Should these allegations be dismissed because Liberty University is a respected Christian and conservative institution? The answer should be a resounding “no” from all sides of the political spectrum.
And what about the Southern Baptist Convention’s failure to address similar concerns? The denomination has had a bitter fight over the past few years over how to handle reports of systematic abuse by some Southern Baptist pastors and church officials and the failure of church leaders to adequately respond to abuse victims. Messengers to the Southern Baptist Convention voted overwhelmingly to set up an independent investigation of the matter last summer. (Full disclosure: My wife’s rape did not occur at church, but a Southern Baptist pastor was one of the people who gave her bad advice on how to handle the matter.)
The point here is not to engage in whataboutism. The evidence is that Loudon County handled the sexual assault poorly, even if all the details were not accurately reported.
But we shouldn’t limit our outrage to our political enemies. We should follow the evidence and objectively go where it leads. Just because a person holds a position of power, sexual assaults should not be overlooked and excused.
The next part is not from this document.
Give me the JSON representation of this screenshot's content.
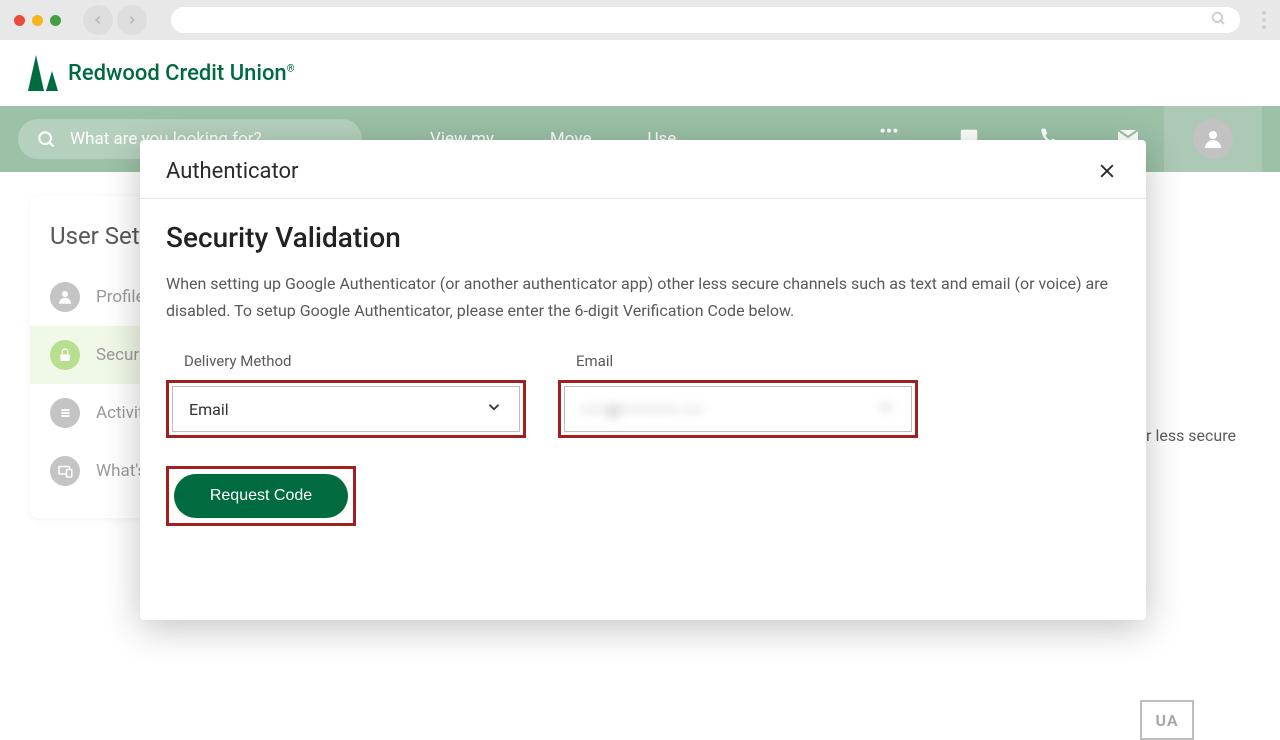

The attitude that the end justifies the means has led both parties into a race to the bottom in which they find themselves defending sexual predators.
Superintendent Ziegler has apologized for the incident and one school board member has resigned. For what it’s worth, Ziegler has also announced several reforms aimed at preventing a similar occurrence. These include instituting new measures to isolate accused rapists from the rest of the student body. Parents are calling for Ziegler’s removal, but unless there are additional revelations, I think he should face the voters to determine his fate.
Scott Smith, the victim’s father seems to have acted poorly as well, even if he acted understandably. His alleged behavior on the day of the attack did not help matters. His outburst at the meeting several weeks later is can be understood in light of Ziegler’s denial. Smith was found guilty in the school board scuffle and given a suspended sentence of 10 days in jail. He is also suing the school system.
Sexual assaults have been with us since the days of Genesis. In our fallen world, they won’t be going away, but that doesn’t mean we should tolerate them. And that’s especially true within Christian organizations.
NOTE: I’ve referenced Brett Kavanaugh and the Supreme Court in this piece. While Kavanaugh was accused, I don’t believe the evidence supports his accuser. I’m not saying this because he’s conservative justice, however. I’m saying it because the accusation was very thin and not supported by facts. Granted, this may be because it is difficult to find evidence in a decades-old case.
If you or someone you know is the victim of a rape or sexual assault, my advice would be not to keep it a secret. Talk to your parents, friends, the school, and/or law enforcement. Save any evidence that you have. Leave a paper trail.